Un propulseur supraconducteur de la taille d’une boîte à chaussures démontre des manœuvres sans carburant lors du premier essai orbital
Un propulseur supraconducteur de la taille d’une boîte à chaussures, qui génère une accélération sans consommer de carburant, a terminé avec succès son premier test en orbite, marquant la première fois qu’un dispositif supraconducteur est opéré dans l’espace. Le Z01 Supertorquer, construit par la startup néo-zélandaise Zenno Astronautics, a volé à bord du satellite Mira d’Impulse Space lancé en novembre 2025 et a performé « avec brio », selon le PDG Max Arshavsky.
Le Z01 utilise des bobines supraconductrices refroidies à moins 200 degrés Celsius (moins 328 degrés Fahrenheit) pour générer un puissant champ magnétique. Lorsque ce champ interagit avec le champ géomagnétique terrestre, il produit un couple qui peut faire tourner ou stabiliser le satellite : le tout sans brûler une once de carburant.
« Il convertit directement l’énergie solaire en travail utile », a déclaré Arshavsky. « L’énergie est la seule chose qui abonde dans l’espace, et vous pouvez l’utiliser pour alimenter l’aimant et créer un dispositif d’accélération magnétique. Cela donne une accélération sans carburant. »
Comment ça fonctionne
Les propulseurs satellitaires traditionnels expulsent de la masse propulsive : qu’elle soit chimique ou électrique : pour produire une poussée. Le Supertorquer utilise quant à lui le couple magnétique : des panneaux solaires chargent une batterie, qui alimente des bobines supraconductrices sans résistance électrique, créant un dipôle magnétique qui interagit avec le champ magnétique ambiant terrestre. La force de Lorentz résultante fait tourner le vaisseau.
La gestion du froid extrême à l’intérieur d’un satellite qui se trouve à environ 20 degrés Celsius a nécessité des couches d’isolation et une pompe à chaleur active. Aucun liquide cryogénique n’est nécessaire, et le système tire son énergie entièrement des panneaux solaires.

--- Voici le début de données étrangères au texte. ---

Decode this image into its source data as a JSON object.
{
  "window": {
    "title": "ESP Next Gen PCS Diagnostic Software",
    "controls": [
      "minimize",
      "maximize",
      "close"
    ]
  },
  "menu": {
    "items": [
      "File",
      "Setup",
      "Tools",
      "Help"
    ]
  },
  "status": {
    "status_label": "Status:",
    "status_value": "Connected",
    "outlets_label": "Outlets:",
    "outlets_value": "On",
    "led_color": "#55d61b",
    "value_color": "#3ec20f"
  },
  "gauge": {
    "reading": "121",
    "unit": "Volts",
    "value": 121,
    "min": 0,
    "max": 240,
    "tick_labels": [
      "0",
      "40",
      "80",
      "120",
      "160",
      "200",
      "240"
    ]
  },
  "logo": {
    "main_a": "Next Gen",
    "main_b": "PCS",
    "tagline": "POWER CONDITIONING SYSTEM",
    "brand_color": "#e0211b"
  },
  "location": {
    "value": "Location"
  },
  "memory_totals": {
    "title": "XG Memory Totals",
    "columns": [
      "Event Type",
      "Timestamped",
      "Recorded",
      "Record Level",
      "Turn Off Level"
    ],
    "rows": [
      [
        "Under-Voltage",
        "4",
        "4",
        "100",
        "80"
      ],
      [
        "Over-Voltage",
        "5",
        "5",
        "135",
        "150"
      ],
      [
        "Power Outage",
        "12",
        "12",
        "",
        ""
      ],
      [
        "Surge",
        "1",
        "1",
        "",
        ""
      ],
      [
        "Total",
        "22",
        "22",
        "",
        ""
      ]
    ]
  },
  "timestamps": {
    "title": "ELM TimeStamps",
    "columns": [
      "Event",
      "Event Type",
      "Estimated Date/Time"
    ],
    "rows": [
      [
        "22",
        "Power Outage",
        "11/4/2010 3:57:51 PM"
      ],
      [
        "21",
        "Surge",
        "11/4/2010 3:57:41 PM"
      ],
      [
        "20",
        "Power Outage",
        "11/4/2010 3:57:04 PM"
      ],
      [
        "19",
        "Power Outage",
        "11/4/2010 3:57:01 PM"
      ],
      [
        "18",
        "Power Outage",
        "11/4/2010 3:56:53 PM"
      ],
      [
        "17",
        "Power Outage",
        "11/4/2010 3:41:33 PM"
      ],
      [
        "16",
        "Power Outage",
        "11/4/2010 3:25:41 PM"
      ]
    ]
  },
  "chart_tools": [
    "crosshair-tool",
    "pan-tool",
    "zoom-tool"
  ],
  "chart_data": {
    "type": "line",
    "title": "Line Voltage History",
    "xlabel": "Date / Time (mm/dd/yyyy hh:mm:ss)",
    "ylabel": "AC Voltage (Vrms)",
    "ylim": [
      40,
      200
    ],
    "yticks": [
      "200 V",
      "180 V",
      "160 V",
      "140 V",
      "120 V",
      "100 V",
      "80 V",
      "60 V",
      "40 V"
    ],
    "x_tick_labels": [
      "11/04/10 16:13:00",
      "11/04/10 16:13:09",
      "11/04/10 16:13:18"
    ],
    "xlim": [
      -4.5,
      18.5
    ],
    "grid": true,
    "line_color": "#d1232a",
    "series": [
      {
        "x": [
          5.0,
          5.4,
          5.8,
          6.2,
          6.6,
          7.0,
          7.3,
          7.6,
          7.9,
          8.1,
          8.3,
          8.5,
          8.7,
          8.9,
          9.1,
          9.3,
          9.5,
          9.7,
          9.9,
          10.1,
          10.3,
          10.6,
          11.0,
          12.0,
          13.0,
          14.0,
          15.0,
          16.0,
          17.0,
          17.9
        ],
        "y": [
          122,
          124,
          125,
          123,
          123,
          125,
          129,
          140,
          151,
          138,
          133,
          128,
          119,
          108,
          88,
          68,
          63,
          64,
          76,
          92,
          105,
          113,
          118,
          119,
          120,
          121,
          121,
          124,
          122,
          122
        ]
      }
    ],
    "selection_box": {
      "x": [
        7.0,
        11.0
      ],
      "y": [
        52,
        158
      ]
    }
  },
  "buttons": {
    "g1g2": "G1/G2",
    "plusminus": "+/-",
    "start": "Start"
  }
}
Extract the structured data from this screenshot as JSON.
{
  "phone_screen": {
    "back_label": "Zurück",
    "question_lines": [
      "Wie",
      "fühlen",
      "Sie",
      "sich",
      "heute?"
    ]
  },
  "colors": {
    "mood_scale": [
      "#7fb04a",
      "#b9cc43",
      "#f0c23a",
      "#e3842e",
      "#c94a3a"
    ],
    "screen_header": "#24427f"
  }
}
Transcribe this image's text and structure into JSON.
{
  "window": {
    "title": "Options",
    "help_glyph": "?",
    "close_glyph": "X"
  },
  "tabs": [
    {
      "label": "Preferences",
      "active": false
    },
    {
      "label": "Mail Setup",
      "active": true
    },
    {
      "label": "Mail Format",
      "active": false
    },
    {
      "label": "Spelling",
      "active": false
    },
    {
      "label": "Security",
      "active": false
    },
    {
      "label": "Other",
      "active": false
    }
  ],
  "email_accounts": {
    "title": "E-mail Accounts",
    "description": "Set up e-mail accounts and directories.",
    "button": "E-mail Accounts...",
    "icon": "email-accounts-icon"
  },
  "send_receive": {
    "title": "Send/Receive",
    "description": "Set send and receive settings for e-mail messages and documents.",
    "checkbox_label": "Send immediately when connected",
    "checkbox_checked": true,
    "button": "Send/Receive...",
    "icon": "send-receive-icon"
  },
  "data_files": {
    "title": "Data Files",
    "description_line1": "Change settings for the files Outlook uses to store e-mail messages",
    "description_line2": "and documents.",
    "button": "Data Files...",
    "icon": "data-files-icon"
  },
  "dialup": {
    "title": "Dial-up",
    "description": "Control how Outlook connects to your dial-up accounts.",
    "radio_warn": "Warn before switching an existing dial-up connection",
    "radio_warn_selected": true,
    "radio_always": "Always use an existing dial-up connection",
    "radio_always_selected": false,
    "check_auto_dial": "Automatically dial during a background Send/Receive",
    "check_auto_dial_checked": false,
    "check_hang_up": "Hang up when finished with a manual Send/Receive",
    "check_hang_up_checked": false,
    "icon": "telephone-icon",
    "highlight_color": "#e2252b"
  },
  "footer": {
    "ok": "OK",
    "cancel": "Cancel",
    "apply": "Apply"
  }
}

« Une fois que la technologie supraconductrice est disponible dans l’espace, vous pouvez créer des champs magnétiques très puissants et les utiliser pour diverses applications », a déclaré Arshavsky. « Vous pouvez accélérer des objets dans l’espace très rapidement ou modifier complètement la trajectoire d’un satellite sans carburant. »
Au-delà du contrôle d’attitude
L’application immédiate est le contrôle d’attitude sans carburant : désorientation, pointage de précision et maintien de position sans la masse ni la complexité des roues de réaction ou propulseurs conventionnels. Mais Zenno voit un potentiel bien plus vaste.
La feuille de route de l’entreprise inclut le développement de la technologie pour l’amarrage et les opérations de proximité des vaisseaux utilisant des forces magnétiques, la propulsion interplanétaire vers la Lune ou Mars sans carburant, et le blindage anti-radiation pour les vaisseaux habités. Les champs magnétiques puissants peuvent agir comme des « parapluies » autour d’un vaisseau, déviant les particules chargées.
« Quand nous allons dans l’espace, nous sommes affectés par les radiations, et ces aimants supraconducteurs peuvent créer des parapluies de champs magnétiques autour du vaisseau pour protéger l’intérieur », a déclaré Arshavsky.
Zenno prévoit de lancer un démonstrateur plus grand plus tard en 2026 lors d’une mission non divulguée.
Un domaine en plein essor
Le test orbital de Zenno arrive au milieu d’un intérêt croissant pour la propulsion spatiale supraconductrice. Des chercheurs de l’Académie chinoise des sciences ont récemment développé un propulseur magnétoplasmadynamique supraconducteur à haute température compact qui a atteint 3 265 secondes d’impulsion spécifique à 12 kilowatts d’entrée : réduisant les besoins en puissance de 285 kilowatts et la masse de 220 kilogrammes à 60 kilogrammes par rapport aux équivalents conventionnels à bobine de cuivre.
L’Institut de recherche Paihau-Robinson de Nouvelle-Zélande prépare également l’envoi d’un aimant supraconducteur à haute température et d’une pompe à flux vers la Station spatiale internationale pour une validation spatiale supplémentaire.
Andrew Rush, PDG de Star Catcher Industries, a récemment rejoint le conseil d’administration de Zenno, signalant un intérêt industriel croissant pour la technologie.
« Nous cherchons essentiellement à éliminer toute dépendance aux ressources terrestres afin de construire une industrie durable dans l’espace », a déclaré Arshavsky.